The long-standing mystery of how the malaria parasite passes from person to person has been unlocked by researchers. Using new technology, scientists finally identified the factor the parasite must produce to begin the process of passing from human to mosquito, thus completing its life cycle. The research, carried out by the University of Glasgow and the Wellcome Trust Sanger Institute, was published in the journal Nature.
Researchers hope the discovery will open up potential for new drug treatments which would prevent the transmission of the disease. Malaria parasites are transmitted to people through the bite of an infected mosquito, which itself has been infected by a previous blood meal from an already infected person.
When a mosquito bites an infected person, a small amount of blood is taken in which contains microscopic malaria parasites. About two weeks later, when the mosquito takes its next blood meal, the progeny of these parasites mix with the mosquito’s saliva and are injected into the person being bitten. This process is called transmission, and the “switch” which allows the process to work is what the research team has identified.
It’s hoped now the transmission switch has been isolated it can be disabled in future through the development of new drugs. According to the World Health Organisation (WHO) there were 26 million reported cases of malaria in 2011. Sub-Saharan Africa remains the main blackspot for the disease, with Madagascar, Somalia, Burundi, and Liberia reporting the highest number of cases.
Any new drugs developed from this research would be considered “altruistic intervention” by scientists. The drug would be taken by adults already infected with malaria but had developed resistance to the disease. The drug would block the “transmission switch” and prevent the malaria being passed on to other people, such as the patient’s children.
Although mild malaria is relatively easy to treat, as with many diseases, early detection and intervention is key. When a patient develops severe malaria the treatment is more complex, and close monitoring is required to deal with any complications.
With the regions most affected by malaria being the focus of NGOs and aid centres, expat workers are running the risk of exposure to the disease. For expats living and working in a high-risk country, access to rapid diagnosis and treatment can mean the difference between mild and severe malaria.

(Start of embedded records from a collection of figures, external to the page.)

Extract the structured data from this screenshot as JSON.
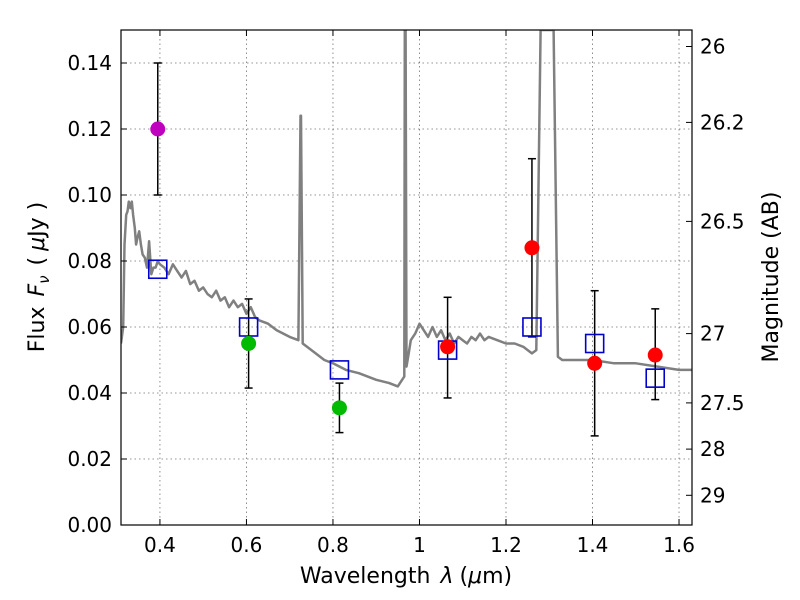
{
  "chart_data": {
    "type": "scatter",
    "xlabel": "Wavelength",
    "xlabel_symbol": "λ",
    "xlabel_units_prefix": "(",
    "xlabel_units_mu": "μ",
    "xlabel_units_suffix": "m)",
    "ylabel": "Flux",
    "ylabel_symbol": "F",
    "ylabel_subscript": "ν",
    "ylabel_units_prefix": "(",
    "ylabel_units_mu": "μ",
    "ylabel_units_suffix": "Jy )",
    "y2label": "Magnitude (AB)",
    "xlim": [
      0.31,
      1.63
    ],
    "ylim": [
      0.0,
      0.15
    ],
    "grid": true,
    "x_ticks": [
      {
        "value": 0.4,
        "label": "0.4"
      },
      {
        "value": 0.6,
        "label": "0.6"
      },
      {
        "value": 0.8,
        "label": "0.8"
      },
      {
        "value": 1.0,
        "label": "1"
      },
      {
        "value": 1.2,
        "label": "1.2"
      },
      {
        "value": 1.4,
        "label": "1.4"
      },
      {
        "value": 1.6,
        "label": "1.6"
      }
    ],
    "y_ticks": [
      {
        "value": 0.0,
        "label": "0.00"
      },
      {
        "value": 0.02,
        "label": "0.02"
      },
      {
        "value": 0.04,
        "label": "0.04"
      },
      {
        "value": 0.06,
        "label": "0.06"
      },
      {
        "value": 0.08,
        "label": "0.08"
      },
      {
        "value": 0.1,
        "label": "0.10"
      },
      {
        "value": 0.12,
        "label": "0.12"
      },
      {
        "value": 0.14,
        "label": "0.14"
      }
    ],
    "y2_ticks": [
      {
        "flux": 0.145,
        "label": "26"
      },
      {
        "flux": 0.122,
        "label": "26.2"
      },
      {
        "flux": 0.092,
        "label": "26.5"
      },
      {
        "flux": 0.058,
        "label": "27"
      },
      {
        "flux": 0.037,
        "label": "27.5"
      },
      {
        "flux": 0.023,
        "label": "28"
      },
      {
        "flux": 0.009,
        "label": "29"
      }
    ],
    "colors": {
      "model": "#808080",
      "model_points": "#0000cc",
      "magenta": "#bf00bf",
      "green": "#00bb00",
      "red": "#ff0000",
      "errorbar": "#000000"
    },
    "model_sed": {
      "x": [
        0.31,
        0.315,
        0.318,
        0.322,
        0.325,
        0.328,
        0.332,
        0.335,
        0.338,
        0.342,
        0.345,
        0.348,
        0.352,
        0.356,
        0.36,
        0.365,
        0.37,
        0.375,
        0.38,
        0.385,
        0.39,
        0.395,
        0.4,
        0.41,
        0.42,
        0.43,
        0.44,
        0.45,
        0.46,
        0.47,
        0.48,
        0.49,
        0.5,
        0.51,
        0.52,
        0.53,
        0.54,
        0.55,
        0.56,
        0.57,
        0.58,
        0.59,
        0.6,
        0.61,
        0.62,
        0.63,
        0.65,
        0.67,
        0.7,
        0.72,
        0.725,
        0.726,
        0.73,
        0.74,
        0.76,
        0.78,
        0.8,
        0.83,
        0.86,
        0.9,
        0.93,
        0.95,
        0.965,
        0.966,
        0.968,
        0.97,
        0.975,
        0.98,
        0.99,
        1.0,
        1.01,
        1.02,
        1.03,
        1.04,
        1.05,
        1.06,
        1.07,
        1.08,
        1.09,
        1.1,
        1.11,
        1.12,
        1.13,
        1.14,
        1.15,
        1.16,
        1.18,
        1.2,
        1.22,
        1.24,
        1.26,
        1.27,
        1.28,
        1.29,
        1.3,
        1.31,
        1.32,
        1.33,
        1.35,
        1.4,
        1.45,
        1.5,
        1.55,
        1.6,
        1.63
      ],
      "y": [
        0.055,
        0.06,
        0.085,
        0.094,
        0.095,
        0.098,
        0.096,
        0.098,
        0.094,
        0.09,
        0.085,
        0.087,
        0.089,
        0.085,
        0.082,
        0.081,
        0.078,
        0.086,
        0.076,
        0.078,
        0.078,
        0.08,
        0.079,
        0.078,
        0.076,
        0.079,
        0.077,
        0.075,
        0.077,
        0.073,
        0.074,
        0.071,
        0.072,
        0.07,
        0.069,
        0.071,
        0.068,
        0.069,
        0.066,
        0.068,
        0.066,
        0.067,
        0.064,
        0.066,
        0.063,
        0.062,
        0.061,
        0.059,
        0.057,
        0.056,
        0.124,
        0.124,
        0.055,
        0.054,
        0.052,
        0.05,
        0.049,
        0.047,
        0.046,
        0.044,
        0.043,
        0.042,
        0.045,
        0.15,
        0.15,
        0.048,
        0.052,
        0.056,
        0.058,
        0.061,
        0.059,
        0.057,
        0.06,
        0.057,
        0.059,
        0.056,
        0.058,
        0.055,
        0.057,
        0.056,
        0.055,
        0.057,
        0.056,
        0.058,
        0.056,
        0.057,
        0.056,
        0.055,
        0.055,
        0.054,
        0.052,
        0.053,
        0.15,
        0.15,
        0.15,
        0.15,
        0.051,
        0.05,
        0.05,
        0.05,
        0.049,
        0.049,
        0.048,
        0.047,
        0.047
      ]
    },
    "model_points": [
      {
        "x": 0.395,
        "y": 0.0775
      },
      {
        "x": 0.605,
        "y": 0.06
      },
      {
        "x": 0.815,
        "y": 0.047
      },
      {
        "x": 1.065,
        "y": 0.053
      },
      {
        "x": 1.26,
        "y": 0.06
      },
      {
        "x": 1.405,
        "y": 0.055
      },
      {
        "x": 1.545,
        "y": 0.0445
      }
    ],
    "observed": [
      {
        "x": 0.395,
        "y": 0.12,
        "ylow": 0.1,
        "yhigh": 0.14,
        "color": "magenta"
      },
      {
        "x": 0.605,
        "y": 0.055,
        "ylow": 0.0415,
        "yhigh": 0.0685,
        "color": "green"
      },
      {
        "x": 0.815,
        "y": 0.0355,
        "ylow": 0.028,
        "yhigh": 0.043,
        "color": "green"
      },
      {
        "x": 1.065,
        "y": 0.054,
        "ylow": 0.0385,
        "yhigh": 0.069,
        "color": "red"
      },
      {
        "x": 1.26,
        "y": 0.084,
        "ylow": 0.057,
        "yhigh": 0.111,
        "color": "red"
      },
      {
        "x": 1.405,
        "y": 0.049,
        "ylow": 0.027,
        "yhigh": 0.071,
        "color": "red"
      },
      {
        "x": 1.545,
        "y": 0.0515,
        "ylow": 0.038,
        "yhigh": 0.0655,
        "color": "red"
      }
    ]
  }
}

Private medical insurance which includes medical evacuation is a way of ensuring swift treatment in the cases where local health facilities are not equipped to deal with malaria.
Highlighting the example of two clients who have recently contracted the disease, with both requiring emergency air evacuation to access appropriate medical facilities, Debbie Purser, managing director of MediCare International comments, “Malaria is the biggest parasitic disease killer that there is in the world and there is currently no vaccine, so having fast and effective access to the right medical facilities to ensure diagnosis and treatment is essential.”